화학공학소재연구정보센터
IEE Proceedings-Control Theory & Applications, Vol.144, No.2, 143-152, 1997
Subsea Vehicle Path Planning Using Nonlinear-Programming and Constructive Solid Geometry
It is important to find a collision-free path for an unmanned underwater vehicle (UUV) and manipulator, from an initial to a goal configuration, when considering automated vehicle activity in and around subsea structures. The problem is particularly acute when the combined motion of a vehicle and manipulator is considered, due to large numbers of degrees of freedom (DOF) which produce a large search space, the need for an efficient search algorithm, the need for defining cost functions without local minima, and an efficient representation of object geometries to avoid collisions. Over the past 20 years, a great deal of interest and progress has developed in robot path planning. This paper concentrates on efficient searching and object representation, while removing local minima.

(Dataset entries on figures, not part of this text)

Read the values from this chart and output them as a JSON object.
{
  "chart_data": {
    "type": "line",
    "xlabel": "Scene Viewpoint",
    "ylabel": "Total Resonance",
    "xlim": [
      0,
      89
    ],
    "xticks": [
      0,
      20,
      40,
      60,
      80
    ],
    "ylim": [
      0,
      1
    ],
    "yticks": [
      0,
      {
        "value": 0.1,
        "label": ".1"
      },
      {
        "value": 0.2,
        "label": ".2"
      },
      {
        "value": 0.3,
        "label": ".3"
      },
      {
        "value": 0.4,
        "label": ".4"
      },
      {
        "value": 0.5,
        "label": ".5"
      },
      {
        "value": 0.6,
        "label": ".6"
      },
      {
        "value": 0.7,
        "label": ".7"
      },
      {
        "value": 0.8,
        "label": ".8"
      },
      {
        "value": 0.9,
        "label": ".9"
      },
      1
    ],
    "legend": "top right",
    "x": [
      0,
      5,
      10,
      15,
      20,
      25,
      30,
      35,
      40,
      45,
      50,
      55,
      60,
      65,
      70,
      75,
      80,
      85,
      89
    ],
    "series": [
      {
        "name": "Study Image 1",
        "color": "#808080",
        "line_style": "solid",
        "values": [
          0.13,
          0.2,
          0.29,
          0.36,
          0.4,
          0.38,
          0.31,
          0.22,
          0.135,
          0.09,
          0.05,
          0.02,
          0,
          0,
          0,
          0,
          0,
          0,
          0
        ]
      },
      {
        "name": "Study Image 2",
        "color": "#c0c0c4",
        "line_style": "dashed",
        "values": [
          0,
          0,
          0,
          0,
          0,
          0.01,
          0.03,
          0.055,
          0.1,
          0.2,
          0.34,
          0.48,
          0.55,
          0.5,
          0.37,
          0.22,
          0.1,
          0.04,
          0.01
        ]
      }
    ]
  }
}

A novel approach to subsea vehicle/manipulator path planning using a nonlinear programming approach is presented. The central idea is to represent the free space of the workspace as a set of inequality constraints of a nonlinear programming problem, using the vehicle configuration variables. The goal configuration is designed as the unique global minimum point of the objective function. The initial configuration is treated as the start point for the nonlinear search. Then the numerical algorithm developed for solving the nonlinear programming problem is applied to solve the robot motion planning problem. Every immediate point generated using the nonlinear optimisation search method guarantees that it is in the free space and, therefore, is collision free. Mathematical foundations for constructive solid geometry, Boolean operations and approximation techniques are developed and are used to represent the free space of the robot workspace as a set of inequalities. The advantages of this approach are that mature techniques developed in the past thirty years, in nonlinear programming theory for the direction of search which guarantees convergence, efficiency and numerical robustness, can be applied directly to the robot path-planning problem. Simulation results show its effectiveness, efficiency and its potential as an online motion planner.